A diminuição é explicada num comunicado, divulgado na terça-feira à noite, pelo “impacto de situações específicas”, entre as quais está o facto de ter recebido esse dividendo extraordinário no ano anterior.

Há mais dois impactos “significativos” que a Parpública identifica: a variação da cotação da Galp, na qual o Estado tem uma participação de 7,48% e que em 2017 “havia contribuído com 70,7 milhões para os resultados” de 157 milhões; e o efeito contabilístico da regularização da dívida do Estado, que gerou para a Parpública um prejuízo de 29 milhões de euros.

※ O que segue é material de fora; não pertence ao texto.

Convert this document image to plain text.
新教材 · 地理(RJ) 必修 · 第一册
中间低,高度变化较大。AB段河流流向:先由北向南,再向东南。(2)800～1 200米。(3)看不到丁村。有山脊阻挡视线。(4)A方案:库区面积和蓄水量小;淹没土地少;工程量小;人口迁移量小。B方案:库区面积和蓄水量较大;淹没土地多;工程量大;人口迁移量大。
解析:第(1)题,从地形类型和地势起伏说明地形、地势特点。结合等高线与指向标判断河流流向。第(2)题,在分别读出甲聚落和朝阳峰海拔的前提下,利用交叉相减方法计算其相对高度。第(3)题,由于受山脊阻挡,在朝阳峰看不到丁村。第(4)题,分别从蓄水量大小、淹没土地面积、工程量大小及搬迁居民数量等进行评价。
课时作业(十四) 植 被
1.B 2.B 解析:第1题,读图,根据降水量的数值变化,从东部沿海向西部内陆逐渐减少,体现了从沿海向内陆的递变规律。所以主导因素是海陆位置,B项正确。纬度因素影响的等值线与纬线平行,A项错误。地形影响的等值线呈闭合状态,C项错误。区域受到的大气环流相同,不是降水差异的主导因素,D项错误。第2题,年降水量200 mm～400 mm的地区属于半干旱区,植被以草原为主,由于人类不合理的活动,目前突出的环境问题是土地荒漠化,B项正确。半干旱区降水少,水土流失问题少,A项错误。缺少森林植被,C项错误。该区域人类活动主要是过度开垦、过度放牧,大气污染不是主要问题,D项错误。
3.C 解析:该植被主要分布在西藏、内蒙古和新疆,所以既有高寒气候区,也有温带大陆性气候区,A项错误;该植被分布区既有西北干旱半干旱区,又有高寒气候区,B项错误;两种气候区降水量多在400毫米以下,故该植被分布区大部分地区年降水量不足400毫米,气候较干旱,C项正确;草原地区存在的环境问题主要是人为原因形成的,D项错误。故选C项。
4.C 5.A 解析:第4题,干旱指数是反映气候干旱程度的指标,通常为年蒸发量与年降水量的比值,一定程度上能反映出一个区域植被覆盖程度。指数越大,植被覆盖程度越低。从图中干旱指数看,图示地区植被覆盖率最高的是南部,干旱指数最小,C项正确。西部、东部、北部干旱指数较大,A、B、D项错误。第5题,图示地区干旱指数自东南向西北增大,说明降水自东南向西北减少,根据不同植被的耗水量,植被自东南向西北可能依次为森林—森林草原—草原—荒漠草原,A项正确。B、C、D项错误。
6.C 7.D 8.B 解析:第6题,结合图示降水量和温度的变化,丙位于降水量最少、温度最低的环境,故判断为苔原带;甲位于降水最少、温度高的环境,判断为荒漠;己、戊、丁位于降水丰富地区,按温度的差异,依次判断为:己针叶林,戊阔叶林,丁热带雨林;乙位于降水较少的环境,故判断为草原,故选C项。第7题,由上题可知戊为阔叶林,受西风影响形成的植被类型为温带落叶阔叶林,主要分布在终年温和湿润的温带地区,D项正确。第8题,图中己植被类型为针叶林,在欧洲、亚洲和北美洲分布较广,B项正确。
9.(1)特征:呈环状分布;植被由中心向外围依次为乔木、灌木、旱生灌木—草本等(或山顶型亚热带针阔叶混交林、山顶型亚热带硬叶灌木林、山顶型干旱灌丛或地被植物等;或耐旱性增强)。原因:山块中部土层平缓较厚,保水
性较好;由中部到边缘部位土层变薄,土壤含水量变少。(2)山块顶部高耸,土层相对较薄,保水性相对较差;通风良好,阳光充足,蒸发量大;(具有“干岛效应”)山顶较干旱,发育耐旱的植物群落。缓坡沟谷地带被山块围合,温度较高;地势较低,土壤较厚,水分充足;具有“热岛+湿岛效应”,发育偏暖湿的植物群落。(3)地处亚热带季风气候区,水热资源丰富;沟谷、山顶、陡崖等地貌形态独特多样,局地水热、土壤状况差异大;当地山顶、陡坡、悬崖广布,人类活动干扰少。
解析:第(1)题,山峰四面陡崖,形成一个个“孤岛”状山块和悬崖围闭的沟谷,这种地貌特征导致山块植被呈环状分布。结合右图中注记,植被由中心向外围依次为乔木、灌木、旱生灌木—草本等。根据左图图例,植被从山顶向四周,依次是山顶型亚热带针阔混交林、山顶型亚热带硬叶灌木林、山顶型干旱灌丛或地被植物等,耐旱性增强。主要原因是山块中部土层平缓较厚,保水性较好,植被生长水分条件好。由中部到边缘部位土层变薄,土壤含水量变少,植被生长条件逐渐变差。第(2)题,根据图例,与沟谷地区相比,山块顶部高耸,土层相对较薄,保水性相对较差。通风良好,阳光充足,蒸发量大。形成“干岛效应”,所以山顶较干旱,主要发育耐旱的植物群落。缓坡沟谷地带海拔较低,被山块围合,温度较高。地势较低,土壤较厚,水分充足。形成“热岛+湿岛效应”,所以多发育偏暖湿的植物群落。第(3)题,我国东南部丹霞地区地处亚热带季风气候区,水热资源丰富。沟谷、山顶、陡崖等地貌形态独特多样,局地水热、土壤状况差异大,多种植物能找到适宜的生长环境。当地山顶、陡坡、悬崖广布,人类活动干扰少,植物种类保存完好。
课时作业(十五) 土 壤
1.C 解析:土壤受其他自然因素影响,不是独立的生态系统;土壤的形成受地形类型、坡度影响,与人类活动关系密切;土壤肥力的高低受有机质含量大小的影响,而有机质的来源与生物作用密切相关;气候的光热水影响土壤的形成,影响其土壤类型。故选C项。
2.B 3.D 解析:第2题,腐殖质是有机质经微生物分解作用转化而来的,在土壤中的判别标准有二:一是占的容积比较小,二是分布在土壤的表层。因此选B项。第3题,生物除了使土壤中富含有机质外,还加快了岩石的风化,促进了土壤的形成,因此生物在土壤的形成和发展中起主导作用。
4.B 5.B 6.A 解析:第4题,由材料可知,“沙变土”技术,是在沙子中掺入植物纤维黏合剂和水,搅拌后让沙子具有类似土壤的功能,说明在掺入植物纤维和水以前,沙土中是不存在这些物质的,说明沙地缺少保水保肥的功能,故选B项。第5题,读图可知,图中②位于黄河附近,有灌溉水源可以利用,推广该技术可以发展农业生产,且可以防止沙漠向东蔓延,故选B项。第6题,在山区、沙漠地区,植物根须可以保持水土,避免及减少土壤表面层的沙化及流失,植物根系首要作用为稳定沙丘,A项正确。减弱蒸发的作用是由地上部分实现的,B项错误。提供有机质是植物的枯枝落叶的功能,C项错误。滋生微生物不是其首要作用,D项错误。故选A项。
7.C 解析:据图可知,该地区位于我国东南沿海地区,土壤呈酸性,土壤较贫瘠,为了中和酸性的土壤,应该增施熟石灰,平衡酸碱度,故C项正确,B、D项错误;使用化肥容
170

A soma destes efeitos representa um “um impacto negativo sobre o resultado de 2018” na ordem dos 163,5 milhões de euros e, vinca a empresa, “explica a redução do lucro da holding de 120,6 milhões de euros em 2017 para 49,6 milhões em 2018”. Em termos comparáveis, salienta a empresa, o lucro “registaria um aumento, o que confirma a validade da estratégia desenvolvida ao longo do ano”.

Para a Parpública, o pagamento de dividendos pelas participadas é a principal fonte de receita. A sociedade recebeu 73,7 milhões de euros no ano passado, montante que “é significativamente inferior ao recebido em 2017 (137,1 milhões de euros)”. E apesar da diminuição do valor da participação financeira na Galp, a Galp garantiu 35,7 milhões, um número recorde que compara com os dividendos de 30,6 milhões de 2017.

Se for “desconsiderado este dividendo extraordinário” concretizado em 2017, “o valor recebido em 2018 está em linha não só com o valor relativo a 2017, mas também com a média do triénio anterior 2014 – 2016”, afirma o grupo liderado por Miguel Campos Cruz, ex-presidente do IAPMEI (a agência pública para a competitividade e inovação).